The movie opens in a classroom. He’s sitting at his desk, writing down a story, dreaming of a Western. Above his head, shapes form and react with one another, and it gets brighter and more colorful, and pure red horses are galloping around the classroom while outlaws are trying to escape out the window - until he’s reprimanded by the teacher.
            The swirls of color fade, and we see what the teacher sees. The classroom is wrecked, and the children are running wild, the boy’s imagination the catalyst for the destruction and chaos. The teacher looks frustrated and angry as she writes something down. The boy’s head falls, and the scene fades.
            We now see the boy’s home, only in dark colors, angular silhouettes and shadows. We see the boy shamefully handing his parents a note that has been pinned to his jacket. His parents (who are just deep purple silhouettes, as angular and flat as the rest of the house) look very worried. His father puts his arm around his mother as their shadows grow, and the scene fades to black.
            Next shot is the boy looking out a car window. You can tell he’s puzzled as the car pulls into an unhappy looking parking lot. All angles in this parking lot are blunted, like a rectangle that has had the corners cut off, and the cars reflected in the window as they pass by are dull and similar to one another. They park and his mother (off screen) takes his hand and leads him out of the car, and into a big grey building. The boy looks up at the sky as they walk, but the sun and blue sky are obscured as he is pulled into the building.
            Here, his imagination is strangely inactive. It struggles to bloom, but it is still clearly more active than anyone else there. All the other people have dull, or grey, or just totally gone imaginations. This frightens him. Pulled into a white room by his mother, the door locks as he sits down.
            It’s a typical doctor’s office, with the plain white walls and uncomfortable sterility. Here, his imagination is slightly more active than in the grey waiting room, and you can see it beginning to form a pirate ship scene on the blank walls of the room. The colors become brighter and he is about to be taken completely into his imagination, but just as the ship begins to move on the now-filled walls, the doctor walks in. His mother covers her eyes in shame.
            The boy’s mother is sent out of the room, and she reluctantly heads out, and the door is quietly shut behind her by the doctor. The boy turns from his pirate ship scene and looks at the doctor.
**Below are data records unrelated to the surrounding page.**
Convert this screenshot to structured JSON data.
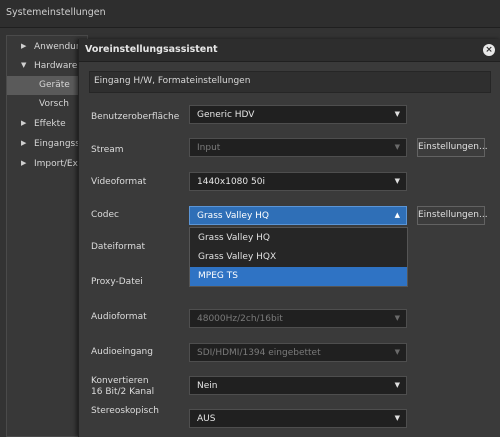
{
  "window": {
    "title": "Systemeinstellungen"
  },
  "tree": [
    {
      "label": "Anwendun",
      "expanded": false,
      "has_arrow": true
    },
    {
      "label": "Hardware",
      "expanded": true,
      "has_arrow": true
    },
    {
      "label": "Geräte",
      "selected": true,
      "has_arrow": false
    },
    {
      "label": "Vorsch",
      "has_arrow": false
    },
    {
      "label": "Effekte",
      "expanded": false,
      "has_arrow": true
    },
    {
      "label": "Eingangsst",
      "expanded": false,
      "has_arrow": true
    },
    {
      "label": "Import/Exp",
      "expanded": false,
      "has_arrow": true
    }
  ],
  "dialog": {
    "title": "Voreinstellungsassistent",
    "section": "Eingang H/W, Formateinstellungen",
    "rows": {
      "benutzeroberflaeche": {
        "label": "Benutzeroberfläche",
        "value": "Generic HDV"
      },
      "stream": {
        "label": "Stream",
        "value": "Input",
        "button": "Einstellungen..."
      },
      "videoformat": {
        "label": "Videoformat",
        "value": "1440x1080 50i"
      },
      "codec": {
        "label": "Codec",
        "value": "Grass Valley HQ",
        "button": "Einstellungen..."
      },
      "dateiformat": {
        "label": "Dateiformat"
      },
      "proxy": {
        "label": "Proxy-Datei"
      },
      "audioformat": {
        "label": "Audioformat",
        "value": "48000Hz/2ch/16bit"
      },
      "audioeingang": {
        "label": "Audioeingang",
        "value": "SDI/HDMI/1394 eingebettet"
      },
      "konvertieren": {
        "label_line1": "Konvertieren",
        "label_line2": "16 Bit/2 Kanal",
        "value": "Nein"
      },
      "stereoskopisch": {
        "label": "Stereoskopisch",
        "value": "AUS"
      }
    },
    "codec_options": [
      "Grass Valley HQ",
      "Grass Valley HQX",
      "MPEG TS"
    ],
    "codec_highlighted": "MPEG TS"
  },
  "icons": {
    "close": "close-icon",
    "chevron": "chevron-down-icon",
    "tree_arrow": "triangle-right-icon"
  }
}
You can tell he’s frightened, and the scene fades from the wall. The screen goes dark as the doctor’s shadow falls over the boys face. From this point forward, each time we see the boy, he looks a little less colorful, a little more grayscale.
            The boy is at school now. Everyone’s imaginations are blooming and swirling as normal, but the boy’s…..the boy’s is missing. He looks listless, depressed. Like he hasn’t been sleeping or smiling in days. He is sent home with a new note, this one praising his improvement in class. His parents look happy, if a bit worried as well. The boy slogs up to his room and the scene ends.
            In his room, we see it now has the same blunted angle look as the parking lot, color drained out of everything, a small metal box sitting on his bedside table. The boy sits on the edge of his bed, doing nothing until he reaches over and grabs the box, bringing it into his lap. This box is the only sharp-cornered thing in the room, has one small keyhole, and, aside from one small dent in the side, is just as sickeningly medical and pristine as the doctor’s office was. The boy tries in vain to open it, but soon gives up and places it back on the table before curling up to sleep.
            The next bit is a sequence of the boy finding his way back to the office with his box via walking, waiting, and bus, until he’s finally standing in front of a door in the office that looms over him, an ugly tan color with frosted glass in the window. The boy pushes open the door and walks in.
            In here there are thousands of keys, in rows and rows and rows, and he simply sits down, methodically trying one key after the next in his little box. The pile beside him grows and grows, until finally, we hear a “click” and the lid to the box opens. He opens the box, and finds a thick layer of colorful dust, barely glowing in the dim light of the office.
            As he stares down at the remainders of his imagination, he hears the door squeak open and turns around, terrified it’s the doctor. But in the doorway is a little girl, maybe five or six years old, clutching a teddy bear and sporting an imagination as bright as his once was. She looks scared and lost, but notices his lack of imagination. She comes over to the boy and with her thumb shyly in her mouth, holds out her teddy bear.
            The boy takes the bear in his hand and a small smile spreads across his face. In the glow of the girl’s imagination, he looks more colorful, more like he did at the beginning. We zoom backward from the scene, further into the shelves of keys, and as we leave the boy and girl, we see him kneel down and hand the teddy bear back, small spurts of color swirling around his head.